Department of Global Health and Population, Harvard T. H. Chan School of Public Health, 665 Huntington Avenue, Boston, MA, 02115, USA.
Trials. 2015 Nov 7;16:510. doi: 10.1186/s13063-015-1035-0.
The assessment of treatment success in clinical trials when multiple (repeated) doses (courses) are involved is quite common, for example, in the case of infertility treatment with assisted reproductive technology (ART), and medical abortion using misoprostol alone or in combination with mifepristone. Under these or similar circumstances, most researchers assess success using binomial proportions after a certain number of consecutive doses, and some have used survival analysis. In this paper we discuss the main problems in using binomial proportions to summarize (the overall) efficacy after two or more consecutive doses of the relevant treatment, particularly for the case of misoprostol in medical abortion studies. We later discuss why the survival analysis is best suited under these circumstances, and illustrate this by using simulated data.
The formulas required for the binomial proportion and survival analysis (without and with competing risks) approaches are summarized and analytically compared.
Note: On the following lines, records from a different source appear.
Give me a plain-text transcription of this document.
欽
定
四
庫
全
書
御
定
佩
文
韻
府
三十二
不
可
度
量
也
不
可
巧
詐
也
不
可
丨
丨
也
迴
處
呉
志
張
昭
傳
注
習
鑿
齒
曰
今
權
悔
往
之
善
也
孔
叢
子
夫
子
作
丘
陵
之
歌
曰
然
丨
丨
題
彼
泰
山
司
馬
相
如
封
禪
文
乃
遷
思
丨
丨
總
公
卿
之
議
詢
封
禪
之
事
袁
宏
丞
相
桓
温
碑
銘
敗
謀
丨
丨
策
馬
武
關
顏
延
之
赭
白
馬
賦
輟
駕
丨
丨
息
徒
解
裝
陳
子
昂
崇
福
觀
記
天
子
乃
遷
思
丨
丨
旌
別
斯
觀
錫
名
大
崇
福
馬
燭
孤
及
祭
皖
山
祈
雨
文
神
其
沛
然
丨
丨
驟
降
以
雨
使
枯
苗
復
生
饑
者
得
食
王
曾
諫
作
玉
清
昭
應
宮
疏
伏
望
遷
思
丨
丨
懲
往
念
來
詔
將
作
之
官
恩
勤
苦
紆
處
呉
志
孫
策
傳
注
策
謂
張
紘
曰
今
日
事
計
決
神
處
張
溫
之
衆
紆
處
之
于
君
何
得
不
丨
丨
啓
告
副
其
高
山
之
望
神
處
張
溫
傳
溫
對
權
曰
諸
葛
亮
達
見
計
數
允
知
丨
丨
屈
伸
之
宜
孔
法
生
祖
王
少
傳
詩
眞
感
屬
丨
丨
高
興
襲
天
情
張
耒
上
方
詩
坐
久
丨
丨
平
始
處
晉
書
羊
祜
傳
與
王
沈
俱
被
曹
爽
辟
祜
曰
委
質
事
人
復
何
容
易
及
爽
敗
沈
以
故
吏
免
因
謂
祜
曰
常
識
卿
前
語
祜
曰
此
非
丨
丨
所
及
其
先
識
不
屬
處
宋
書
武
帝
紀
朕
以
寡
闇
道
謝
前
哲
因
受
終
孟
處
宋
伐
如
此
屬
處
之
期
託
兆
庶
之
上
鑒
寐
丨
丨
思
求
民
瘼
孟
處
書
Additionally, numerical results are computed and compared between the two approaches, for several theoretical scenarios.
The main conceptual limitations of the binomial proportion approach are identified and discussed, caused mainly by the presence of censoring and competing risks, and it is demonstrated how survival analysis can solve these problems. In general, the binomial proportion approach tends to underestimate the "real" success rate, and tends to overestimate the corresponding standard error.
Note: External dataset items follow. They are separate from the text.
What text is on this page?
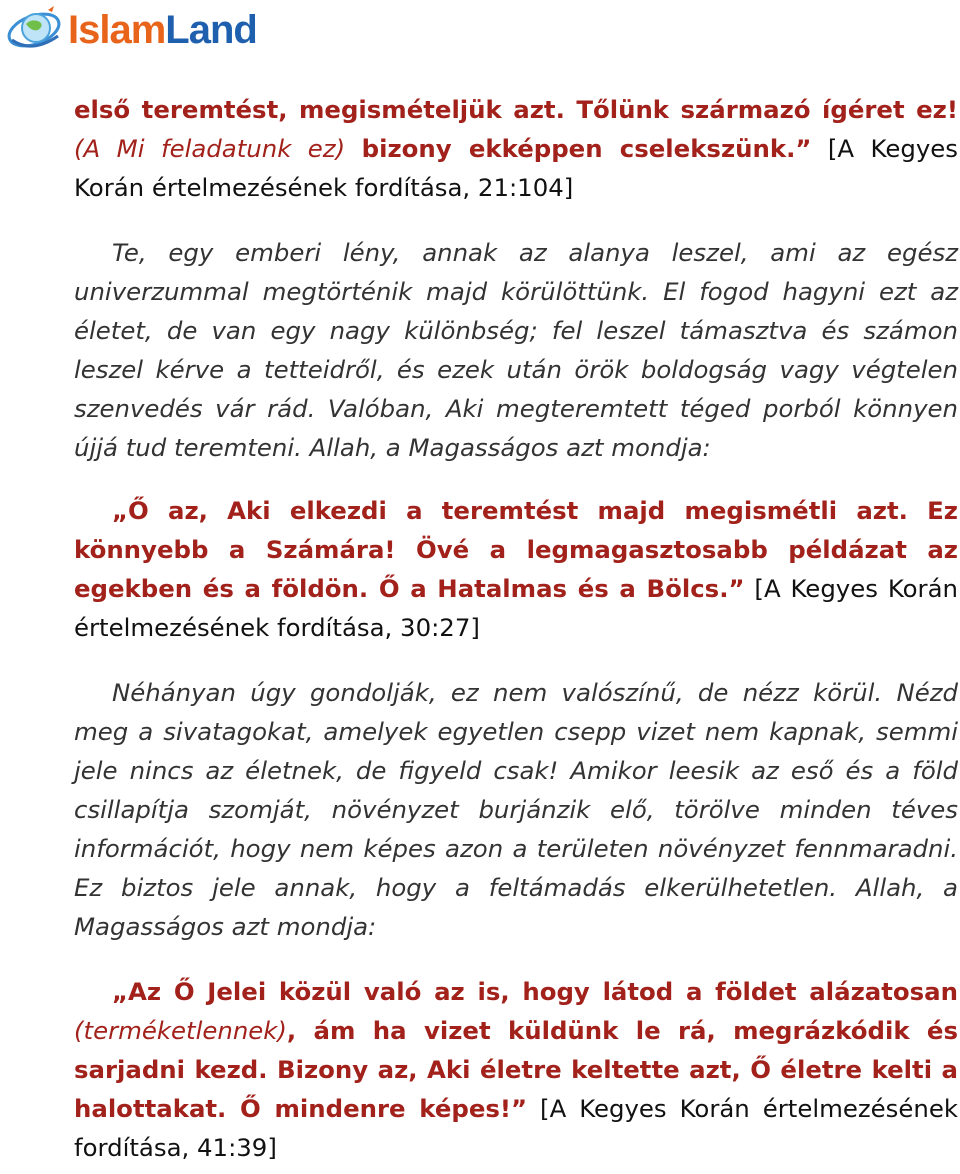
IslamLand

első teremtést, megismételjük azt. Tőlünk származó ígéret ez! (A Mi feladatunk ez) bizony ekképpen cselekszünk.” [A Kegyes Korán értelmezésének fordítása, 21:104]

Te, egy emberi lény, annak az alanya leszel, ami az egész univerzummal megtörténik majd körülöttünk. El fogod hagyni ezt az életet, de van egy nagy különbség; fel leszel támasztva és számon leszel kérve a tetteidről, és ezek után örök boldogság vagy végtelen szenvedés vár rád. Valóban, Aki megteremtett téged porból könnyen újjá tud teremteni. Allah, a Magasságos azt mondja:

„Ő az, Aki elkezdi a teremtést majd megismétli azt. Ez könnyebb a Számára! Övé a legmagasztosabb példázat az egekben és a földön. Ő a Hatalmas és a Bölcs.” [A Kegyes Korán értelmezésének fordítása, 30:27]

Néhányan úgy gondolják, ez nem valószínű, de nézz körül. Nézd meg a sivatagokat, amelyek egyetlen csepp vizet nem kapnak, semmi jele nincs az életnek, de figyeld csak! Amikor leesik az eső és a föld csillapítja szomját, növényzet burjánzik elő, törölve minden téves információt, hogy nem képes azon a területen növényzet fennmaradni. Ez biztos jele annak, hogy a feltámadás elkerülhetetlen. Allah, a Magasságos azt mondja:

„Az Ő Jelei közül való az is, hogy látod a földet alázatosan (terméketlennek), ám ha vizet küldünk le rá, megrázkódik és sarjadni kezd. Bizony az, Aki életre keltette azt, Ő életre kelti a halottakat. Ő mindenre képes!” [A Kegyes Korán értelmezésének fordítása, 41:39]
Depending on the rates of censored observations or competing events between repeated doses of the treatment, the bias of the binomial proportion approach as compared to the survival analysis approaches varies; however, the use of the binomial approach is unjustified as the survival analysis options are well known and available in multiple statistical packages. Our conclusions also apply to other situations where success is estimated after multiple (repeated) doses (courses) of the treatment.
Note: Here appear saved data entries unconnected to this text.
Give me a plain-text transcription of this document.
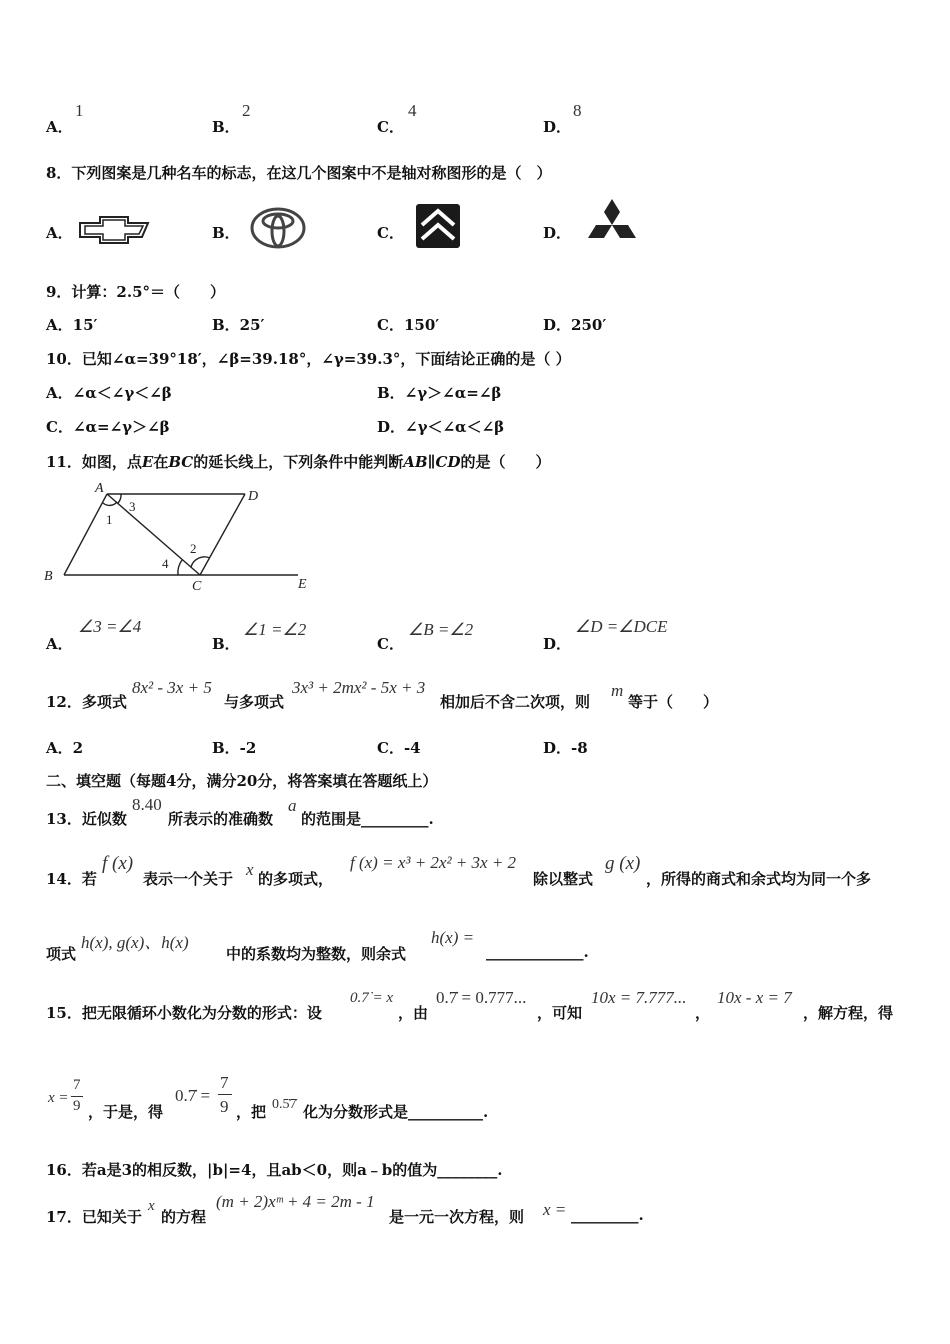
A．
1
B．
2
C．
4
D．
8
8．下列图案是几种名车的标志，在这几个图案中不是轴对称图形的是（　）
A．	B．	C．	D．
9．计算：2.5°＝（　　）
A．15′	B．25′	C．150′	D．250′
10．已知∠α=39°18′，∠β=39.18°，∠γ=39.3°，下面结论正确的是（ ）
A．∠α＜∠γ＜∠β	B．∠γ＞∠α=∠β
C．∠α=∠γ＞∠β	D．∠γ＜∠α＜∠β
11．如图，点E在BC的延长线上，下列条件中能判断AB∥CD的是（　　）
A
D
B
C	E
1
2
3
4
A．
∠3 =∠4
B．
∠1 =∠2
C．
∠B =∠2
D．
∠D =∠DCE
12．多项式
8x² - 3x + 5
与多项式
3x³ + 2mx² - 5x + 3
相加后不含二次项，则
m
等于（　　）
A．2	B．-2	C．-4	D．-8
二、填空题（每题4分，满分20分，将答案填在答题纸上）
13．近似数
8.40
所表示的准确数
a
的范围是_________.
14．若
f (x)
表示一个关于 x 的多项式，
f (x) = x³ + 2x² + 3x + 2
除以整式
g (x)
，所得的商式和余式均为同一个多
项式
h(x), g(x)、h(x)
中的系数均为整数，则余式
h(x) =
_____________.
15．把无限循环小数化为分数的形式：设
0.7̇ = x
，由
0.7̇ = 0.777...
，可知
10x = 7.777...
，
10x - x = 7
，解方程，得
x =
7
9 ，于是，得
0.7̇ =
7
9 ，把 0.5̇7̇ 化为分数形式是__________.
16．若a是3的相反数，|b|=4，且ab＜0，则a﹣b的值为________.
17．已知关于
x
的方程
(m + 2)xᵐ + 4 = 2m - 1
是一元一次方程，则 x = _________.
在涉及多个(重复)剂量(疗程)的临床试验中评估治疗成功率是很常见的,例如,在辅助生殖技术(ART)治疗不孕症的情况下,以及单独使用米索前列醇或与米非司酮联合使用进行药物流产的情况。在这些或类似情况下,大多数研究人员在一定数量的连续剂量后使用二项比例来评估成功率,一些人则使用生存分析。在本文中,我们讨论了使用二项比例来总结连续两次或更多次相关治疗剂量后的(总体)疗效时的主要问题,特别是在药物流产研究中米索前列醇的情况。我们随后讨论了为什么生存分析在这些情况下最适用,并通过模拟数据进行说明。
总结了二项比例和生存分析(无竞争风险和有竞争风险)方法所需的公式,并进行了分析比较。此外,针对几种理论情况,计算并比较了两种方法的数值结果。
确定并讨论了二项比例方法的主要概念局限性,主要是由删失和竞争风险的存在导致的,并展示了生存分析如何解决这些问题。一般来说,二项比例方法往往会低估“实际”成功率,并往往高估相应的标准误差。
根据治疗重复剂量之间的删失观察率或竞争事件发生率,与生存分析方法相比,二项比例方法的偏差会有所不同;然而,由于生存分析选项在多个统计软件包中是众所周知且可用的,使用二项方法是不合理的。我们的结论也适用于在多次(重复)剂量(疗程)治疗后评估成功率的其他情况。